Benefit cheats blame the cheated.

As unclaimed benefits mount up in the treasury, the annual trawl among OAPs and others, who qualify on low incomes and have not claimed, is on again. It harvests enough work to keep the sizeable workforce and political bosses busy for another year.

Official statistics show inflation on basic living costs, which pensioners struggle to meet on unlinked pensions, is over 8%. <statistics.gov.uk> So there are still huge shoals out there to provide good fishing next year.

Of those caught in the net this time, many will fall back into the shallow water of poverty, finding the system too difficult to understand and easy to fall foul of. You must advise the authorities of any change in your affairs affecting your benefits.

Heavily publicised investigators go into homes when they think their income or assets have increased and have not been advised to them. They have all their previous financial details to hand and know when accounts are healthiest.

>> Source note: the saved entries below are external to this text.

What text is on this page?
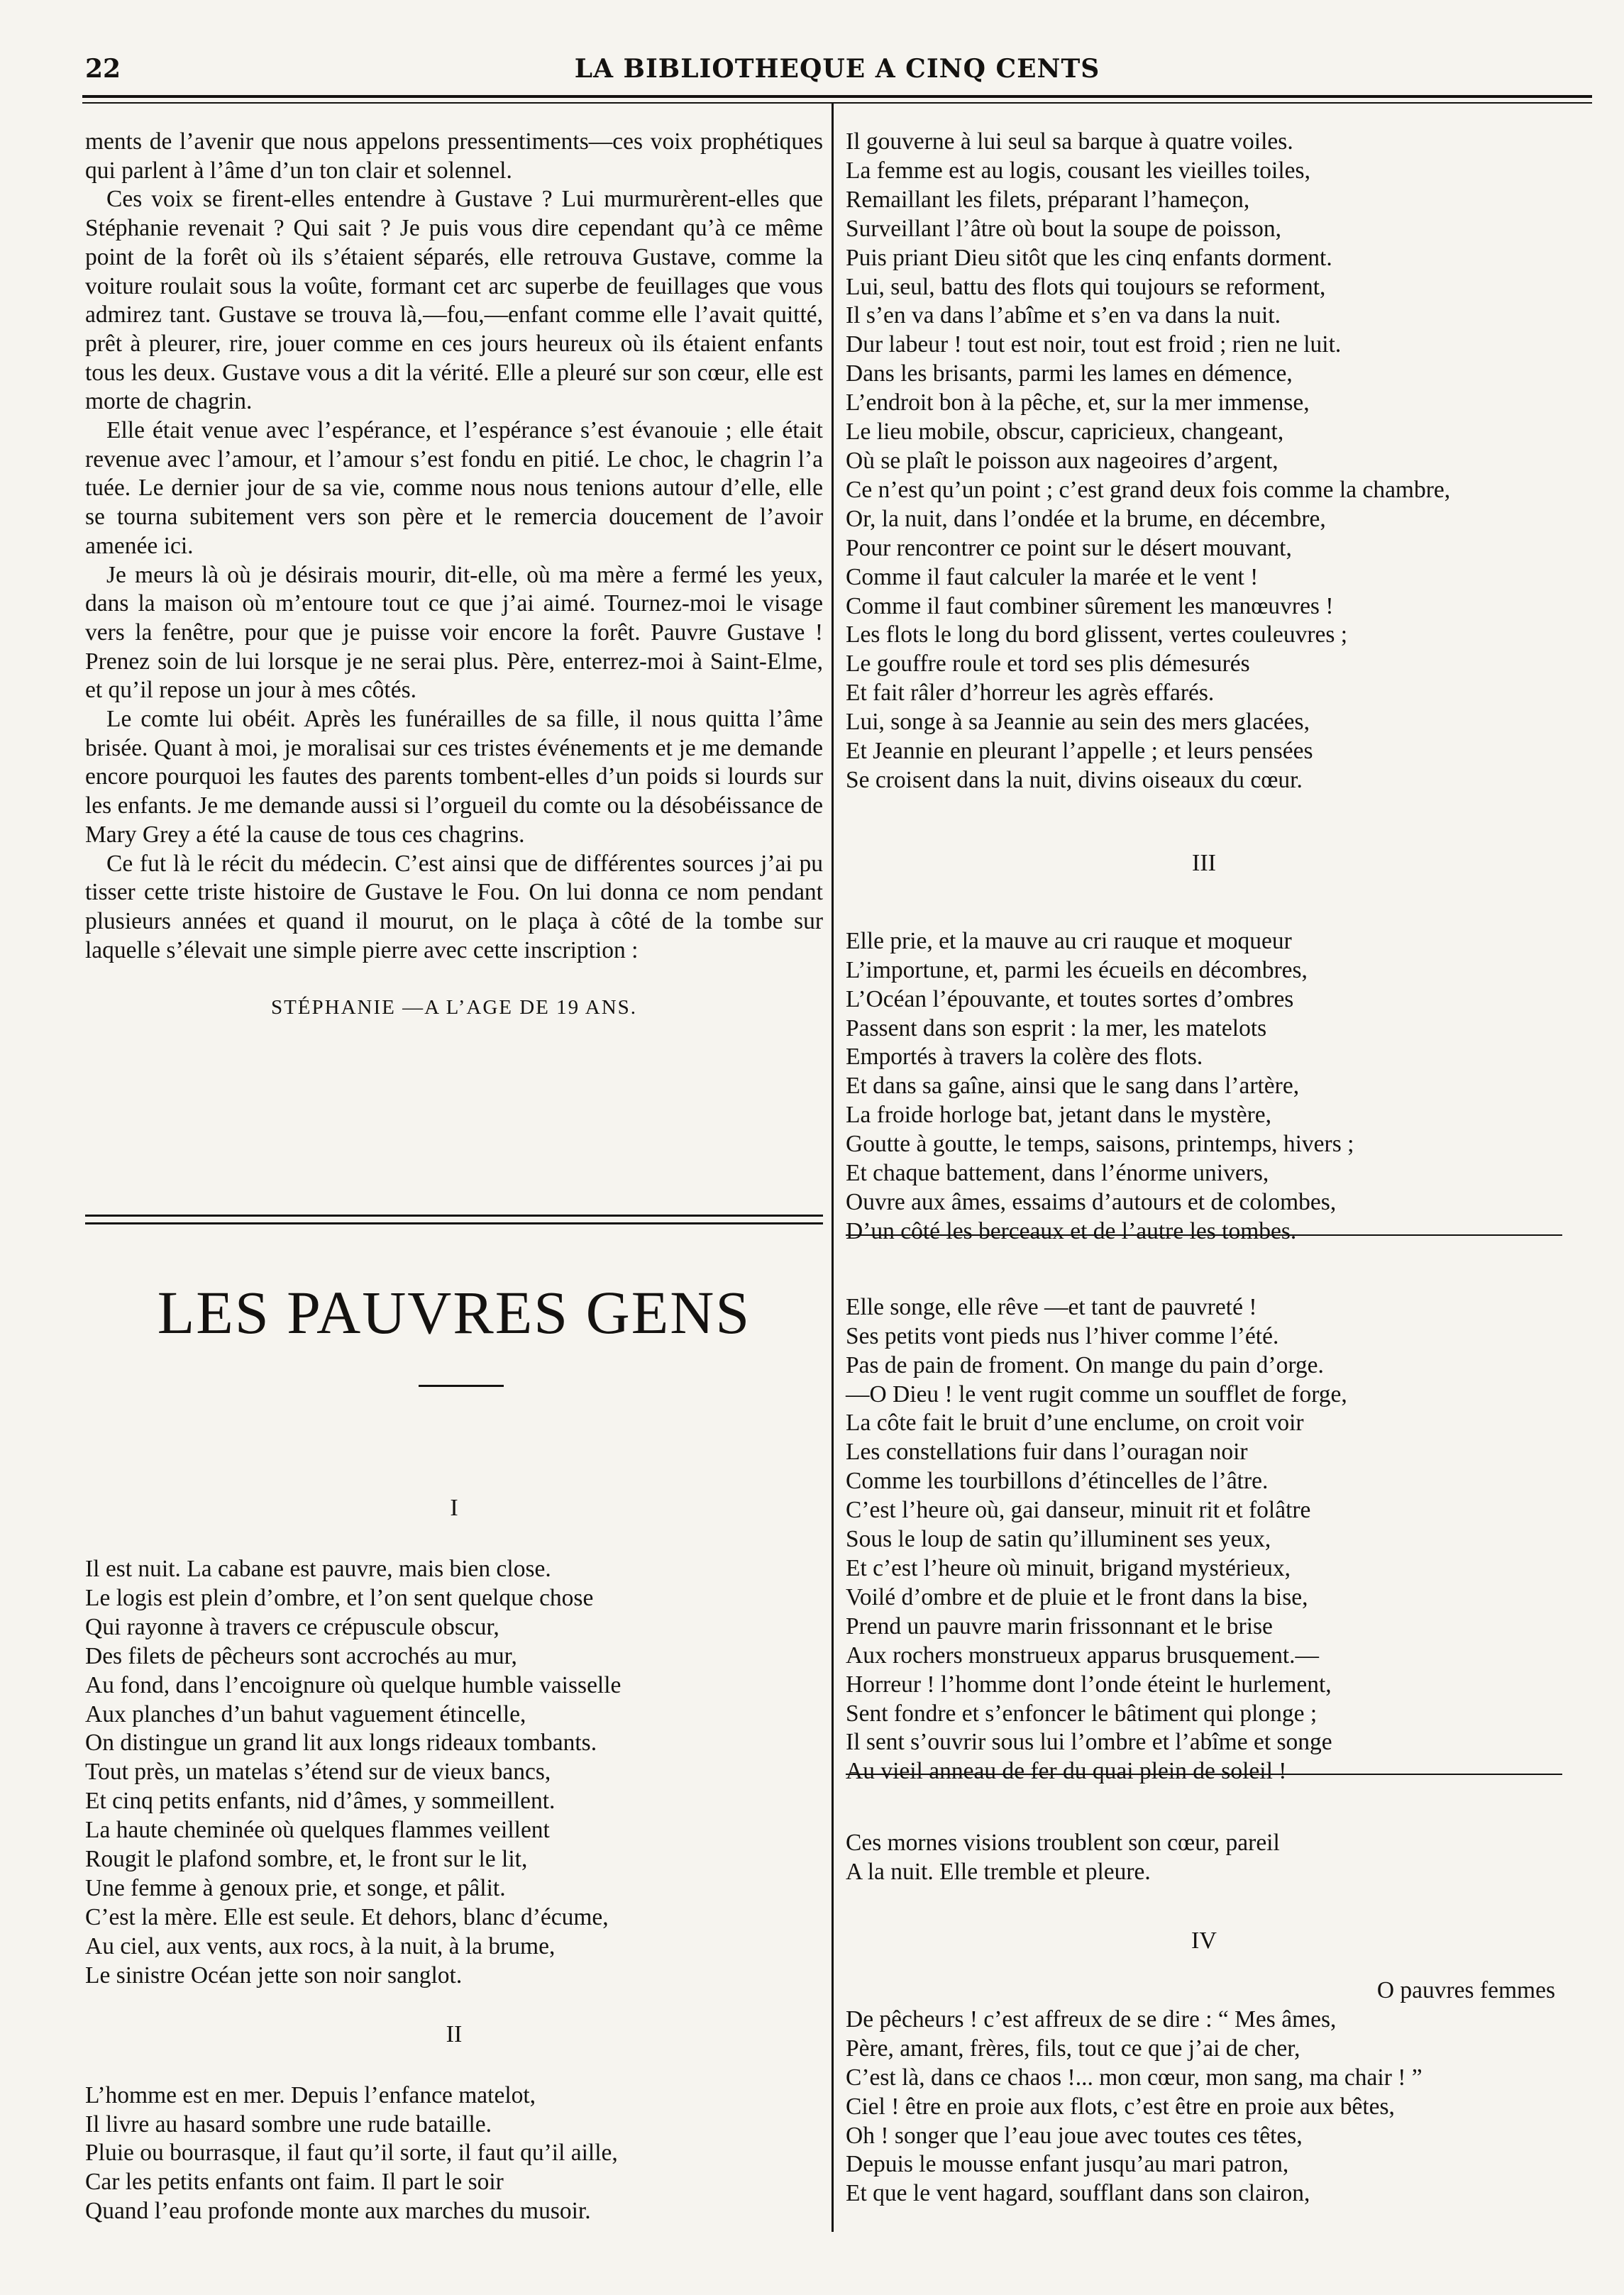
22	LA BIBLIOTHEQUE A CINQ CENTS

ments de l’avenir que nous appelons pressentiments—ces voix prophétiques qui parlent à l’âme d’un ton clair et solennel.

Ces voix se firent-elles entendre à Gustave ? Lui murmurèrent-elles que Stéphanie revenait ? Qui sait ? Je puis vous dire cependant qu’à ce même point de la forêt où ils s’étaient séparés, elle retrouva Gustave, comme la voiture roulait sous la voûte, formant cet arc superbe de feuillages que vous admirez tant. Gustave se trouva là,—fou,—enfant comme elle l’avait quitté, prêt à pleurer, rire, jouer comme en ces jours heureux où ils étaient enfants tous les deux. Gustave vous a dit la vérité. Elle a pleuré sur son cœur, elle est morte de chagrin.

Elle était venue avec l’espérance, et l’espérance s’est évanouie ; elle était revenue avec l’amour, et l’amour s’est fondu en pitié. Le choc, le chagrin l’a tuée. Le dernier jour de sa vie, comme nous nous tenions autour d’elle, elle se tourna subitement vers son père et le remercia doucement de l’avoir amenée ici.

Je meurs là où je désirais mourir, dit-elle, où ma mère a fermé les yeux, dans la maison où m’entoure tout ce que j’ai aimé. Tournez-moi le visage vers la fenêtre, pour que je puisse voir encore la forêt. Pauvre Gustave ! Prenez soin de lui lorsque je ne serai plus. Père, enterrez-moi à Saint-Elme, et qu’il repose un jour à mes côtés.

Le comte lui obéit. Après les funérailles de sa fille, il nous quitta l’âme brisée. Quant à moi, je moralisai sur ces tristes événements et je me demande encore pourquoi les fautes des parents tombent-elles d’un poids si lourds sur les enfants. Je me demande aussi si l’orgueil du comte ou la désobéissance de Mary Grey a été la cause de tous ces chagrins.

Ce fut là le récit du médecin. C’est ainsi que de différentes sources j’ai pu tisser cette triste histoire de Gustave le Fou. On lui donna ce nom pendant plusieurs années et quand il mourut, on le plaça à côté de la tombe sur laquelle s’élevait une simple pierre avec cette inscription :

STÉPHANIE —A L’AGE DE 19 ANS.
LES PAUVRES GENS
I
Il est nuit. La cabane est pauvre, mais bien close.
Le logis est plein d’ombre, et l’on sent quelque chose
Qui rayonne à travers ce crépuscule obscur,
Des filets de pêcheurs sont accrochés au mur,
Au fond, dans l’encoignure où quelque humble vaisselle
Aux planches d’un bahut vaguement étincelle,
On distingue un grand lit aux longs rideaux tombants.
Tout près, un matelas s’étend sur de vieux bancs,
Et cinq petits enfants, nid d’âmes, y sommeillent.
La haute cheminée où quelques flammes veillent
Rougit le plafond sombre, et, le front sur le lit,
Une femme à genoux prie, et songe, et pâlit.
C’est la mère. Elle est seule. Et dehors, blanc d’écume,
Au ciel, aux vents, aux rocs, à la nuit, à la brume,
Le sinistre Océan jette son noir sanglot.
II
L’homme est en mer. Depuis l’enfance matelot,
Il livre au hasard sombre une rude bataille.
Pluie ou bourrasque, il faut qu’il sorte, il faut qu’il aille,
Car les petits enfants ont faim. Il part le soir
Quand l’eau profonde monte aux marches du musoir.
Il gouverne à lui seul sa barque à quatre voiles.
La femme est au logis, cousant les vieilles toiles,
Remaillant les filets, préparant l’hameçon,
Surveillant l’âtre où bout la soupe de poisson,
Puis priant Dieu sitôt que les cinq enfants dorment.
Lui, seul, battu des flots qui toujours se reforment,
Il s’en va dans l’abîme et s’en va dans la nuit.
Dur labeur ! tout est noir, tout est froid ; rien ne luit.
Dans les brisants, parmi les lames en démence,
L’endroit bon à la pêche, et, sur la mer immense,
Le lieu mobile, obscur, capricieux, changeant,
Où se plaît le poisson aux nageoires d’argent,
Ce n’est qu’un point ; c’est grand deux fois comme la chambre,
Or, la nuit, dans l’ondée et la brume, en décembre,
Pour rencontrer ce point sur le désert mouvant,
Comme il faut calculer la marée et le vent !
Comme il faut combiner sûrement les manœuvres !
Les flots le long du bord glissent, vertes couleuvres ;
Le gouffre roule et tord ses plis démesurés
Et fait râler d’horreur les agrès effarés.
Lui, songe à sa Jeannie au sein des mers glacées,
Et Jeannie en pleurant l’appelle ; et leurs pensées
Se croisent dans la nuit, divins oiseaux du cœur.
III
Elle prie, et la mauve au cri rauque et moqueur
L’importune, et, parmi les écueils en décombres,
L’Océan l’épouvante, et toutes sortes d’ombres
Passent dans son esprit : la mer, les matelots
Emportés à travers la colère des flots.
Et dans sa gaîne, ainsi que le sang dans l’artère,
La froide horloge bat, jetant dans le mystère,
Goutte à goutte, le temps, saisons, printemps, hivers ;
Et chaque battement, dans l’énorme univers,
Ouvre aux âmes, essaims d’autours et de colombes,
D’un côté les berceaux et de l’autre les tombes.
Elle songe, elle rêve —et tant de pauvreté !
Ses petits vont pieds nus l’hiver comme l’été.
Pas de pain de froment. On mange du pain d’orge.
—O Dieu ! le vent rugit comme un soufflet de forge,
La côte fait le bruit d’une enclume, on croit voir
Les constellations fuir dans l’ouragan noir
Comme les tourbillons d’étincelles de l’âtre.
C’est l’heure où, gai danseur, minuit rit et folâtre
Sous le loup de satin qu’illuminent ses yeux,
Et c’est l’heure où minuit, brigand mystérieux,
Voilé d’ombre et de pluie et le front dans la bise,
Prend un pauvre marin frissonnant et le brise
Aux rochers monstrueux apparus brusquement.—
Horreur ! l’homme dont l’onde éteint le hurlement,
Sent fondre et s’enfoncer le bâtiment qui plonge ;
Il sent s’ouvrir sous lui l’ombre et l’abîme et songe
Au vieil anneau de fer du quai plein de soleil !
Ces mornes visions troublent son cœur, pareil
A la nuit. Elle tremble et pleure.
IV
O pauvres femmes
De pêcheurs ! c’est affreux de se dire : “ Mes âmes,
Père, amant, frères, fils, tout ce que j’ai de cher,
C’est là, dans ce chaos !... mon cœur, mon sang, ma chair ! ”
Ciel ! être en proie aux flots, c’est être en proie aux bêtes,
Oh ! songer que l’eau joue avec toutes ces têtes,
Depuis le mousse enfant jusqu’au mari patron,
Et que le vent hagard, soufflant dans son clairon,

They can come in at the beginning of the month when your pension account balance is highest, just before you withdraw the payment for that big bill you saved for, and your Halifax nest egg, which you got when they went private and saved to pay for a new roof or hip joint if needed, has risen in value.

These are assets now and add up to an increase over what 'they' have in their little black book and an amount is deductible from benefits. It is based on a higher per cent rate than any you get. It is to account for the theoretical interest you are gaining from them as income.

When all but those they are dealing with have record amounts of disposable income, this mockery could have been righted, but Tony and Gordon preferred to keep the screws on the needy for another decade. If everybody on benefits made a daily report to the authority on the up and down movements of the tiny provisions they make for possible serious needs, the departments would be in even more chaos than they are now.

New Labour have had more than enough time to sort out this sad state of affairs, but they have been happy to leave it as it is; a healthy source of employment.